Officials in Pakistan say parliamentary elections will be delayed until next month. VOA correspondent Nancy-Amelia Collins in Islamabad reports the Pakistan Election Commission says the delay is due to the destruction of election offices and materials in violence that broke out last week after Benazir Bhutto's assassination.
Chief election commissioner Qazi Mohammed Farooq says the elections originally scheduled for January 8 are being postponed and will be held next month.
"The polling will now be held on 18th February, 2008 instead of 8th January 2008," he said.
Election officials say they have to delay the vote because violence triggered by the assassination last week of opposition leader Benazir Bhutto destroyed a number of election commission offices and voter rolls in Sindh Province.
The opposition says the government of President Pervez Musharraf wants the election delayed to boost the votes for his supporters. The opposition has vowed to mobilize street demonstrations to protest the delay.

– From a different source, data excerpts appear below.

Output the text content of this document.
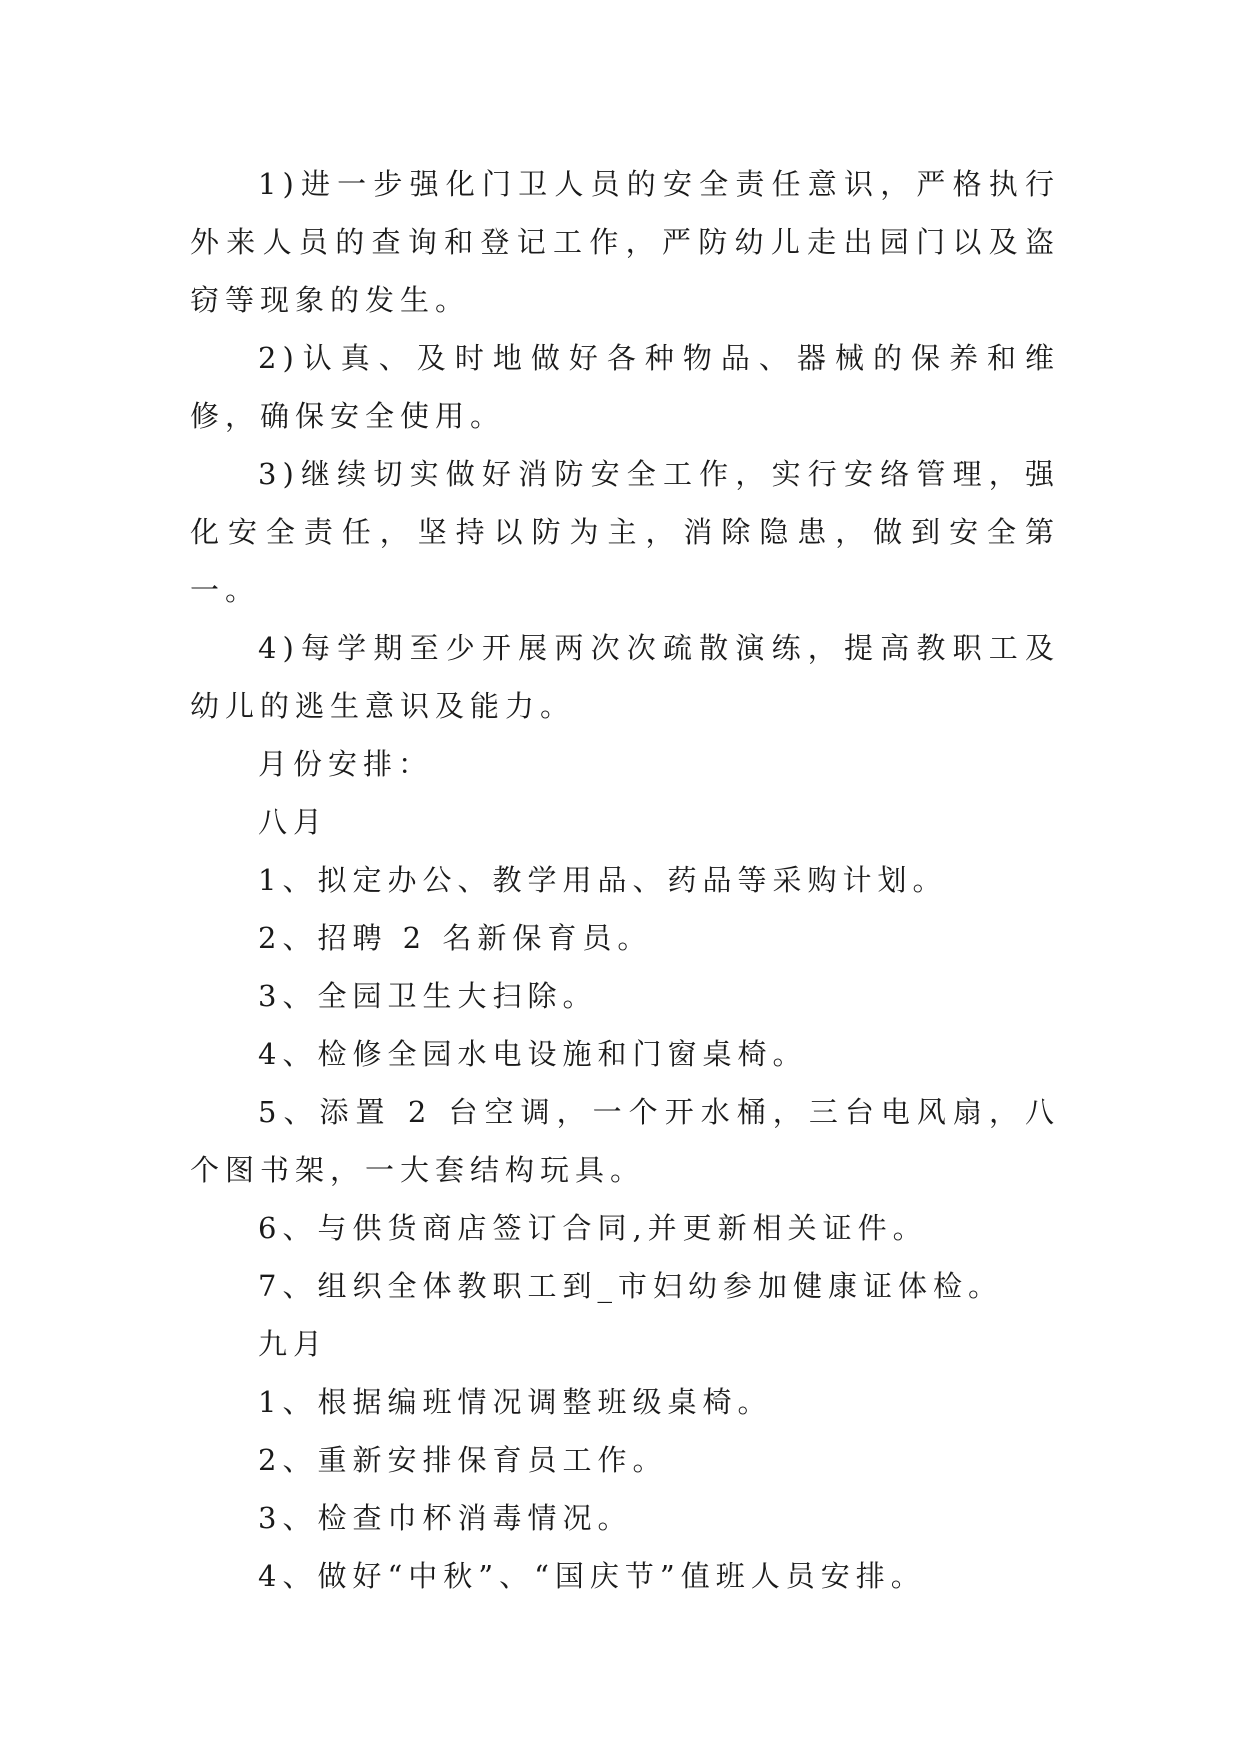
1)进一步强化门卫人员的安全责任意识，严格执行外来人员的查询和登记工作，严防幼儿走出园门以及盗窃等现象的发生。

2)认真、及时地做好各种物品、器械的保养和维修，确保安全使用。

3)继续切实做好消防安全工作，实行安络管理，强化安全责任，坚持以防为主，消除隐患，做到安全第一。

4)每学期至少开展两次次疏散演练，提高教职工及幼儿的逃生意识及能力。

月份安排：

八月

1、拟定办公、教学用品、药品等采购计划。

2、招聘 2 名新保育员。

3、全园卫生大扫除。

4、检修全园水电设施和门窗桌椅。

5、添置 2 台空调，一个开水桶，三台电风扇，八个图书架，一大套结构玩具。

6、与供货商店签订合同,并更新相关证件。

7、组织全体教职工到_市妇幼参加健康证体检。

九月

1、根据编班情况调整班级桌椅。

2、重新安排保育员工作。

3、检查巾杯消毒情况。

4、做好“中秋”、“国庆节”值班人员安排。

Political analyst Talat Masood says the government is worried the majority of votes would go to Ms. Bhutto's Pakistan People's Party, the PPP, if elections were held as originally scheduled.
"Probably they do not want to allow the PPP to catch the sympathy vote, and at the same time I think, you know, there is also an extreme resentment against the government at the moment. And president Musharraf would be in a very difficult position after the elections, because what he was wanting was a very favorable election result, so that may not be possible if the elections are held now," said Masood.
Ms. Bhutto was assassinated last Thursday while campaigning. Her supporters blame the government for failing to take adequate security measures for her safety, and Ms. Bhutto, before her death, had accused elements within the government of plotting to kill her, a charge the government denies.
A top aide to Ms. Bhutto, Senator Latif Khosa, says that on the day of her assassination, Ms. Bhutto planned to give two visiting U.S. lawmakers a thick dossier outlining numerous instances of government pre-poll rigging involving voter registration as well as intimidation of PPP supporters.
"Everything was recorded in that, with all proofs that we have had, and with the independent reports of the foreign monitors who were also operating. Their reports also supported our allegations as to being substantial and as being true. So they were all recorded, but unfortunately she could not present the report because she was assassinated before she could do that," said Khosa.
The government denies the allegations of vote rigging.
The government also now says it is "open" to foreign help in investigating the assassination of Ms. Bhutto.